Sen. John Kennedy, R-La. (AP Photo/J. Scott Applewhite)

J. Scott Applewhite

U.S. Sen. John Kennedy has joined the chorus of people calling for investigations into City Hall's handling of the Baton Rouge Area Violence Elimination anti-gang initiative.

Kennedy wrote a letter Thursday to Mayor-President Sharon Weston Broome expressing his deep concern over recent reports about problems with the administration of the BRAVE program.

The senator specifically takes issue with the $9,800 contract that had been awarded to activist Arthur "Silky Slim" Reed that Broome yanked after Reed said, in part, at a July 26 Metro Council meeting that "justice came when Gavin Long came" — in reference to the man who ambushed and killed three Baton Rouge law enforcement officers last summer.

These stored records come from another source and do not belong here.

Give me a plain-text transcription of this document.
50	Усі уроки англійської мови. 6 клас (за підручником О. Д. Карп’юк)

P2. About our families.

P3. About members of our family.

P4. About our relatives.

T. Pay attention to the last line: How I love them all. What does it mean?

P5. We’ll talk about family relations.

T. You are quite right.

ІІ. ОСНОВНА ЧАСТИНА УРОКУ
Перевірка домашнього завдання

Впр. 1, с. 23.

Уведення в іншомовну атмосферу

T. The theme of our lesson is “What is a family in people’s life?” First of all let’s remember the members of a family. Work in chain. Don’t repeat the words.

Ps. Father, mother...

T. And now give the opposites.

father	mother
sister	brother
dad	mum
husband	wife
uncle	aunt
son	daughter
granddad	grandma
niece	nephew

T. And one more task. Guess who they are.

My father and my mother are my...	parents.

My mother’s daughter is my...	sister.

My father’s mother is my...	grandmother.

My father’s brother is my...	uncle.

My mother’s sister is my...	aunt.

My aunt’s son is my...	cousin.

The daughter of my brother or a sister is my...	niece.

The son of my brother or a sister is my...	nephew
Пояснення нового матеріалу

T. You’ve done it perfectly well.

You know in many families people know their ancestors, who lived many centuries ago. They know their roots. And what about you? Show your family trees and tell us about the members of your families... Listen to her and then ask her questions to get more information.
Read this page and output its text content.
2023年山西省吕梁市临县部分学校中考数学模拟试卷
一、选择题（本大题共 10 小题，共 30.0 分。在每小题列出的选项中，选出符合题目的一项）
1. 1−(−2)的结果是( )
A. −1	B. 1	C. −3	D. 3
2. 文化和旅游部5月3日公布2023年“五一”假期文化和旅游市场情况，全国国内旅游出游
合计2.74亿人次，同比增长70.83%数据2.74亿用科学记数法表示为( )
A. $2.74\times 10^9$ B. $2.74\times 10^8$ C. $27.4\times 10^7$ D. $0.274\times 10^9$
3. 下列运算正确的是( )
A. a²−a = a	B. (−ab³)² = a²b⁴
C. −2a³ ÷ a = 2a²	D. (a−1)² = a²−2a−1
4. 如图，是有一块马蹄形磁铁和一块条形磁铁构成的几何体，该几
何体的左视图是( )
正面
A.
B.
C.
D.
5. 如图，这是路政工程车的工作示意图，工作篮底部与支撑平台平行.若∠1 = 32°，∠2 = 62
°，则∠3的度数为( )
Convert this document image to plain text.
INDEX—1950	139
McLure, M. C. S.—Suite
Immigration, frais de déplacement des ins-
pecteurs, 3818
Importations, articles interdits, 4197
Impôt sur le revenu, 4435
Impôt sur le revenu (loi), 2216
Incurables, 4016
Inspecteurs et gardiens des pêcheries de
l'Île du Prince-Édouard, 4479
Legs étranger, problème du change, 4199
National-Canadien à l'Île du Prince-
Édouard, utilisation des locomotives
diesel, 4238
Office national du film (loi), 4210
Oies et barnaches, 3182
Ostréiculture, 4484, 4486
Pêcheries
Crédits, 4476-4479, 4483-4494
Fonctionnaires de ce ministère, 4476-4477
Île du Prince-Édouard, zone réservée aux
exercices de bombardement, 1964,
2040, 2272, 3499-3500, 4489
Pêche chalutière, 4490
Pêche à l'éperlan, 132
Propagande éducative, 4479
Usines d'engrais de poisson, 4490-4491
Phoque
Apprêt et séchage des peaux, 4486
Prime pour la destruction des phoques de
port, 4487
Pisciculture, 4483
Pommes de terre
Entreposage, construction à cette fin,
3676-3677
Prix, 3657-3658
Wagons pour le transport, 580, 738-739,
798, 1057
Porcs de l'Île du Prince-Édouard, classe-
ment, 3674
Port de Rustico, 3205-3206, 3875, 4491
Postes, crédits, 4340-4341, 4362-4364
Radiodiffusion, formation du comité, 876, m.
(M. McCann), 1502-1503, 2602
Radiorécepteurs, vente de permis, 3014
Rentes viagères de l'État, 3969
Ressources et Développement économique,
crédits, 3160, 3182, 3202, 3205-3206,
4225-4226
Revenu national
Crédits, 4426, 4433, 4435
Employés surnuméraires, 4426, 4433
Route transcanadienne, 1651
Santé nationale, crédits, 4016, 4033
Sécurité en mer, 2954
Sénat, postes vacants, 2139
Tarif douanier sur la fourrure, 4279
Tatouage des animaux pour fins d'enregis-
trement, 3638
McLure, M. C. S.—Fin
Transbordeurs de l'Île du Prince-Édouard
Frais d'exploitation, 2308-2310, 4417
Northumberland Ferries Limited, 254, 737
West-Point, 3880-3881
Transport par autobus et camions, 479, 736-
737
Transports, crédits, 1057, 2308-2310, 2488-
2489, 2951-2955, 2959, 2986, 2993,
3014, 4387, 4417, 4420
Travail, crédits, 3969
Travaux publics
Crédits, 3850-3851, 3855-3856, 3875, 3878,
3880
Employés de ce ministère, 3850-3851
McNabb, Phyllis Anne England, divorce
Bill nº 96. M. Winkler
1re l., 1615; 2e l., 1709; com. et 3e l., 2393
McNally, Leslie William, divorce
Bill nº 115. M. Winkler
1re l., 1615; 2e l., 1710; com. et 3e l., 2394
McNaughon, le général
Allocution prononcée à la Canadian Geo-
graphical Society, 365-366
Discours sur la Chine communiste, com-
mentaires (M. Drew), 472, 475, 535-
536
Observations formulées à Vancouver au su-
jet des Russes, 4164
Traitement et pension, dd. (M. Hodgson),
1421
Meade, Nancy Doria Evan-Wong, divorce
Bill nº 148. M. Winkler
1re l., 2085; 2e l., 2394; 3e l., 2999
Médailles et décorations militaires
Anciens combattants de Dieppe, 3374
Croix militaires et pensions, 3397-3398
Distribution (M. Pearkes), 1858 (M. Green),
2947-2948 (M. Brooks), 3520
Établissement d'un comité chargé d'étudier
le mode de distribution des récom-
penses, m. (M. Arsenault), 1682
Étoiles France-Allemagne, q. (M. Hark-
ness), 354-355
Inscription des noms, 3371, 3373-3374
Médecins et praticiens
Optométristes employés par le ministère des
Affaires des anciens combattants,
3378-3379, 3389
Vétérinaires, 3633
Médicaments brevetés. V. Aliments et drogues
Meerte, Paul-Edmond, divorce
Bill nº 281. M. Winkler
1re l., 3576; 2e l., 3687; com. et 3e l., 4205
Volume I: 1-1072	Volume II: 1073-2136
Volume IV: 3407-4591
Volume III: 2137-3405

Kennedy also questioned a $125,000 contract originally intended for LSU's data work on the anti-gang program.

Broome's office put the brakes on asking the Metro Council to approve the $125,000 contract in February, saying they would bring it back after they did more research on how the funding would work. In the meantime, the U.S. Department of Justice announced in July it was rejecting a request from the city-parish to carry forward hundreds of thousands of dollars that Baton Rouge left unspent in the BRAVE program.

City-parish Assistant Chief Administrative Officer James Gilmore said in recent email exchanges that the $125,000 would have been awarded to LSU only had the BRAVE contract been extended. LSU still had not confirmed by Thursday whether Gilmore's version of events matches theirs.

"These actions call into question the tactics your administration is using to fight the ever-increasing violent crime rate in Baton Rouge," Kennedy wrote.

The original BRAVE grant from 2012 outlines activities like arts programs, sports teams and community events as ways to engage at-risk youth and give them outlets to turn away from crime. But Kennedy deemed using the funding for activities along those lines "questionable services," specifically saying he is concerned about a "seemingly blatant waste of our federal tax dollars."

He wrote that earlier this summer he discussed with Department of Justice officials that the BRAVE money was not being spent "directly on law enforcement needs." He also asked that Broome allocate any leftover BRAVE money to law enforcement.

Similar concerns were raised earlier this week when the Louisiana Law Enforcement political action committee and Metro Councilman Buddy Amoroso both sent letters to the Louisiana Legislative Auditor asking for a review of the administration of BRAVE. Kennedy copied the legislative auditor on his letter to Broome as well.

He asked Broome to take immediate action to ensure BRAVE funds are not misused in the future, and asked Broome to provide the public with a list of BRAVE-related contracts and transactions paid for with federal money. Specifically, Kennedy asked that Broome enumerate the selection criteria for each contractor and the metrics used to evaluate them.

Earlier this week, Broome suspended all BRAVE contracts issued between mid-June and mid-July pending a review from her office. She said she expects to deliver a status update on the review by Aug. 7.

The city-parish's Open Data website also shows all recent contracts and purchase orders made as part of the BRAVE program.